Murió Pablo Schlogl, el amante de las montañas

Hay dolor en Calingasta por la desaparición física del único sanjuanino que escaló el Himalaya.

Haber conocido a Pablo fue un honor.  Siento aún el último abrazo y la invitación  a su lugar en el mundo. «Vení a visitarme, dale. Comemos algo y te llenás de la energía buena de las montañas» me dijo hace unos meses. Siempre fue flaco y fibroso pero se lo veía desmejorado ya que desde  hace un tiempo venía luchando contra un cáncer voraz, dio pelea y hoy cargó su mochila y se fue a conocer otras cascadas. 

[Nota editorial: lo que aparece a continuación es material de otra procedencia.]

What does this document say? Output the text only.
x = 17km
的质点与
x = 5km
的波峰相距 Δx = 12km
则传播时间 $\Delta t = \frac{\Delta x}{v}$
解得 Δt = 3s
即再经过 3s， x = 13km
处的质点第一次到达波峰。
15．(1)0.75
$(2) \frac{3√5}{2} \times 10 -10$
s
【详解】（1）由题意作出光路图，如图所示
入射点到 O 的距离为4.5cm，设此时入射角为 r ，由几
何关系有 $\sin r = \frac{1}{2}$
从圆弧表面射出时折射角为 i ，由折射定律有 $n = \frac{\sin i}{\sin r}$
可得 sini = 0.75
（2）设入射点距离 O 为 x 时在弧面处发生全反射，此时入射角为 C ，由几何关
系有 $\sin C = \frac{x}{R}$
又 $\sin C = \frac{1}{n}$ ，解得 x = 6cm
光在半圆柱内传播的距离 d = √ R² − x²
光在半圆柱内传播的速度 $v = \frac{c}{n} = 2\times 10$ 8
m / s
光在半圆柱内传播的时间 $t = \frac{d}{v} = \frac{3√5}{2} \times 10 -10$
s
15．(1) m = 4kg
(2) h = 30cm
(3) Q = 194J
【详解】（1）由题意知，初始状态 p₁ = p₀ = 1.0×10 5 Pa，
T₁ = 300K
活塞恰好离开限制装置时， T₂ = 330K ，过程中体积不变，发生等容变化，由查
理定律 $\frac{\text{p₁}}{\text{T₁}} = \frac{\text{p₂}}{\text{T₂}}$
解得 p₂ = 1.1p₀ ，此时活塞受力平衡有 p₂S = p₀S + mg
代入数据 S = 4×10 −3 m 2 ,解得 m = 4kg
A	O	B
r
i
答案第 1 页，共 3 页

Pablo Schlogl pudo cumplir el sueño de escalar el Sisha Pangma de 8012m de altura y rompió el ayuno argentino de escalar más de 8000m. Es lo que todo el mundo sabe de él y lo que hoy se publica. Pero era mucho más que eso. Tenía convicciones férreas, era tozudo y vehemente. Se alteraba con razón al ver tanta falta de ideas y tanta chatura. Emprendedor nato y uno de los impulsores en San Juan del turismo aventura, conocedor de todos los rincones y las mañas del río Los Patos. De mirada penetrante y fija, siempre a los ojos y exigiendo compromiso y respuesta. Afincado en Barreal con su emprendimiento, su presencia allí fue una invitación constante para que los mortales comunes de las capitales, supiéramos lo que es subirse a un gomón y jugar un rato en el río. Era un sanjuanino laburante y ya silencioso, que se quedó callado después de buscar mil respuestas a sus incontables iniciativas. Generoso y amiguero, abierto en charlas interminables.

Por eso duele tanto la partida de un hombre bueno y joven. Como dijo en su post Geraldo Moroso,  «Seguramente la vida se ve mejor desde arriba». Hasta siempre Pablito, mi respeto y eterna admiración.